Transition énergétique : les collectivités listent les freins
Lors d'une audition le 9 mai à l'Assemblée nationale devant la mission d'information relative aux freins à la transition énergétique, plusieurs collectivités sont intervenues pour détailler les difficultés rencontrées dans les territoires.
Imbroglio administratif, bâtons mis dans les roues du moindre projet d'énergie renouvelable, lenteur (de cinq à dix ans) pour les faire émerger, manque de stabilité juridique… Les freins habituellement pointés à la transition énergétique ont été réaffirmés par les élus entendus le 9 mai à l'Assemblée nationale dans le cadre d'une mission d'information relative à cet enjeu et dont les travaux s'achèvent au mois de juin.

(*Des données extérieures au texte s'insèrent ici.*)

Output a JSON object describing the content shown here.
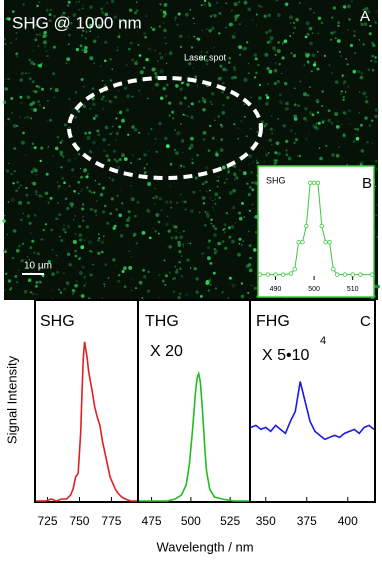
{
  "image_panel": {
    "title": "SHG @ 1000 nm",
    "panel_letter": "A",
    "annotation": "Laser spot",
    "scale_bar": "10 µm"
  },
  "figure": {
    "ylabel": "Signal Intensity",
    "xlabel": "Wavelength / nm"
  },
  "chart_data": [
    {
      "type": "line",
      "title": "SHG",
      "panel_letter": "B",
      "color": "#3cc83c",
      "markers": true,
      "x": [
        486,
        488,
        490,
        492,
        494,
        495,
        496,
        497,
        498,
        499,
        500,
        501,
        502,
        503,
        504,
        505,
        506,
        508,
        510,
        512,
        515
      ],
      "values": [
        0.05,
        0.05,
        0.05,
        0.05,
        0.06,
        0.1,
        0.35,
        0.35,
        0.5,
        0.9,
        0.9,
        0.9,
        0.5,
        0.35,
        0.35,
        0.1,
        0.05,
        0.05,
        0.05,
        0.05,
        0.05
      ],
      "xlim": [
        486,
        515
      ],
      "ylim": [
        0,
        1
      ],
      "xticks": [
        490,
        500,
        510
      ]
    },
    {
      "type": "line",
      "title": "SHG",
      "color": "#e02020",
      "x": [
        716,
        720,
        724,
        728,
        732,
        736,
        740,
        743,
        745,
        747,
        749,
        751,
        752,
        753,
        754,
        755,
        756,
        757,
        758,
        760,
        762,
        764,
        766,
        768,
        770,
        772,
        774,
        776,
        778,
        780,
        783,
        786,
        790,
        795
      ],
      "values": [
        0,
        0,
        0,
        0.01,
        0,
        0.01,
        0.01,
        0.03,
        0.06,
        0.12,
        0.14,
        0.35,
        0.55,
        0.72,
        0.8,
        0.76,
        0.72,
        0.66,
        0.62,
        0.55,
        0.47,
        0.42,
        0.38,
        0.3,
        0.24,
        0.18,
        0.12,
        0.09,
        0.06,
        0.04,
        0.02,
        0.01,
        0,
        0
      ],
      "xlim": [
        716,
        795
      ],
      "ylim": [
        0,
        1
      ],
      "xticks": [
        725,
        750,
        775
      ]
    },
    {
      "type": "line",
      "title": "THG",
      "annotation": "X 20",
      "color": "#22bb22",
      "x": [
        467,
        475,
        485,
        490,
        494,
        497,
        499,
        501,
        502,
        503,
        504,
        505,
        506,
        507,
        508,
        509,
        510,
        512,
        515,
        520,
        527,
        537
      ],
      "values": [
        0,
        0,
        0,
        0.01,
        0.03,
        0.08,
        0.18,
        0.35,
        0.45,
        0.55,
        0.62,
        0.64,
        0.6,
        0.5,
        0.38,
        0.25,
        0.15,
        0.06,
        0.02,
        0.01,
        0,
        0
      ],
      "xlim": [
        467,
        537
      ],
      "ylim": [
        0,
        1
      ],
      "xticks": [
        475,
        500,
        525
      ]
    },
    {
      "type": "line",
      "title": "FHG",
      "panel_letter": "C",
      "annotation": "X 5•10",
      "annotation_exponent": "4",
      "color": "#1a1ae0",
      "x": [
        341,
        344,
        347,
        350,
        353,
        356,
        359,
        362,
        365,
        368,
        371,
        374,
        377,
        380,
        383,
        386,
        389,
        392,
        395,
        398,
        401,
        404,
        407,
        410,
        413,
        416
      ],
      "values": [
        0.37,
        0.38,
        0.36,
        0.37,
        0.35,
        0.38,
        0.36,
        0.34,
        0.4,
        0.45,
        0.6,
        0.5,
        0.4,
        0.35,
        0.33,
        0.31,
        0.32,
        0.33,
        0.32,
        0.34,
        0.35,
        0.36,
        0.34,
        0.37,
        0.38,
        0.36
      ],
      "xlim": [
        341,
        416
      ],
      "ylim": [
        0,
        1
      ],
      "xticks": [
        350,
        375,
        400
      ]
    }
  ]
}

Retrouver une capacité d'initiative
Pour Philippe Pichery, à la tête du département de l'Aude, "la transition énergétique est une préoccupation quotidienne des départements, à fortiori du nôtre où nous accueillons des établissements nucléaires (production et stockage de déchets), de l'éolien et du biogaz mais aussi du photovoltaïque et même de l'extraction d'hydrocarbures". La loi Notre représente, selon lui, un puissant frein et nécessiterait un toilettage pour "en corriger les rigidités" et l'adapter aux exigences de la transition énergétique : "Les montages se sont complexifiés. Nous passons notre temps à en échafauder pour soutenir des projets, trouver des moyens et les faire transiter par des tiers. Ces rigidités rallongent les délais. Le but était de réduire les financements croisés mais on en n'a finalement jamais fait autant ! Le préfet est même obligé de contourner la loi pour faire avancer les choses. Les collectivités ont besoin qu'on leur fasse confiance et de retrouver leur capacité d'initiative."
Lâcher la bride
Autre obstacle dans le viseur, la logique de contractualisation avec l’État et d'appel à projets, qui présenterait aussi ses limites. "C'est dommage mais ce foisonnement d'appels à projets tend à mettre les territoires en concurrence", observe ainsi Laurent Gaudicheau, directeur général des services de Le Mené. Cette commune rurale des Côtes-d'Armor a entamé sa transition dès 1995. Avec peu de moyens mais un fort niveau d'engagement des habitants, elle a développé la méthanisation, la filière bois-énergie et l'éolien participatif. Elle travaille avec La Poste pour faire rouler plus de véhicules au biogaz produit à partir du lisier. "Nous développons même le photovoltaïque avec des maisons solaires. Et ça marche car c'est bien connu, en Bretagne il fait beau plusieurs fois par jour !", taquine son maire Jacky Aignel, en ajoutant que "si son territoire n'avait pas pris ce virage, il serait aujourd'hui à la remorque". Pour cet élu également, il faut lâcher la bride et déverrouiller des blocages. La loi Notre ne fait pas râler que pour la clause générale de compétence qu'elle a supprimée aux départements. "Le principe de subsidiarité qu'elle renforce génère aussi des blocages", complète Laurent Gaudicheau.
Effets d'affichage
Le contrat de transition écologique (CTE) de la centrale EDF d'Aramon dans le Gard a fait aussi l'objet d'un éclairage. Un projet de CleanTech Vallée s'y met en place pour répondre à la fermeture anticipée d'une centrale thermique. Le territoire a pu intégrer un des tout premiers CTE de France, mais "au-delà des bonnes volontés et de l'ambition affichée, nous attendons qu'il nous apporte un bénéfice concret notamment sur le plan économique", espère Didier Vignolles, conseiller municipal en charge de l’urbanisme de la commune d’Aramon. La difficulté du dialogue avec de grands groupes ou opérateurs comme EDF, la SNCF ou même Météo France, a été soulignée par ces élus. Aramon attend ainsi depuis des années la réouverture de sa gare. Tout comme le CTE, ces projets suscitent selon Didier Vignolles "des espoirs et en même temps beaucoup de scepticisme chez les élus et les habitants". Au fond le principal frein, conclut-il, "reste bien le décalage entre les intentions affichées et les moyens mis en œuvre pour les atteindre".